A transição no governo italiano teve seu último capitulo nesta sexta-feira. O Senado e a Câmara dos Deputados deram voto de confiança ao novo primeiro ministro Mario Monti. De Roma, nosso correspondente Rafael Belincanta nos relata quais serão os principais desafios econômicos do novo governo em crise de dívida pública.

Antes de obter a confiança dos Senadores, o primeiro-ministro Mário Monti enfrentou seu primeiro revés: nas principais cidades da Itália, a quinta-feira foi marcada por protestos, principalmente de estudantes. Aqui em Roma, aproveitando a greve dos transportes, os estudantes protestaram pelas principais ruas do centro histórico: o grito era de que o novo governo atenderia apenas os interesses dos bancos. Mais tarde, no Senado, Monti disse que seu governo é técnico, composto por ministros que não têm carreira política, contudo falou que esse caráter técnico não deve desmerecer os atos políticos.

“Espero que o meu governo e eu possamos, no período que nos foi colocado a disposição até 2013, contribuir com respeito e humildade para reconciliar as relações dos cidadãos com as instituições, dos cidadãos com a política”.

Mario Monti: governo transitório até eleições em 2013

Com esse discurso, Mário Monti obteve o voto de confiança de 281 senadores. O maior índice já alcançado por um primeiro-ministro na história da República Italiana. O fato é que existe muito há ser feito para equilibrar a economia italiana e retomar o crescimento. A dívida pública da Itália é a segunda maior da zona do euro, atrás apenas da Grécia, e equilave a 140% de Produto Interno Bruto italiano. Mário Monti, professor da Universidade de Bocconi, em Milão, também vai acumular a pasta de Ministro da Economia. Seu governo, como disse aos senadores, será rigoroso, baseado no crescimento e sobretudo, na igualdade.

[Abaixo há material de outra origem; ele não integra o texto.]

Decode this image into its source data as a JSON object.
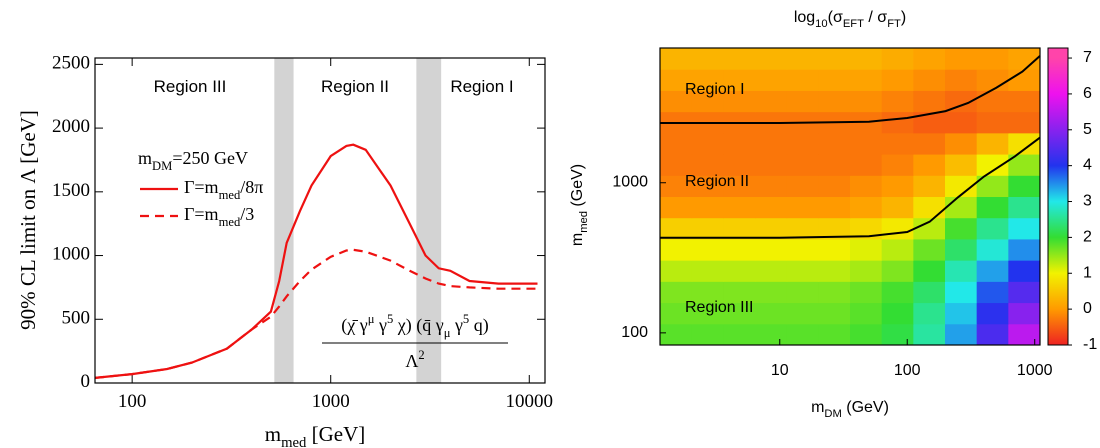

Nesta sexta-feira, no último capítulo da transição relâmpago no governo italiano, Monti voltou a pedir a confiança, mas desta vez na Câmara dos Deputados. E foi atendido, também com votação recorde: 556 favoráveis, 61 contra.

Uma larga maioria que confiou no ambicioso programa cuja articulação prevê intervenções em impostos para imóveis, nas aposentadorias e mudanças para alavancar a criação de postos de trabalho.

O economista da Universidade de Bologna, Stefano Zamagni alerta que o débito público não é o grande vilão da Itália hoje. O economista lembra que o débito público está neste nível há 15 anos, mas que antes a especulação dos mercados não tinha conseguido frear a economia italiana.

“Porque a Itália continuava a produzir, exportar, a produtividade tinha diminuído mas não estava estagnada. Portanto, devemos voltar a avançar sobre o lado real da economia porque as finanças nos nocautearam e estão nocauteando outros países”.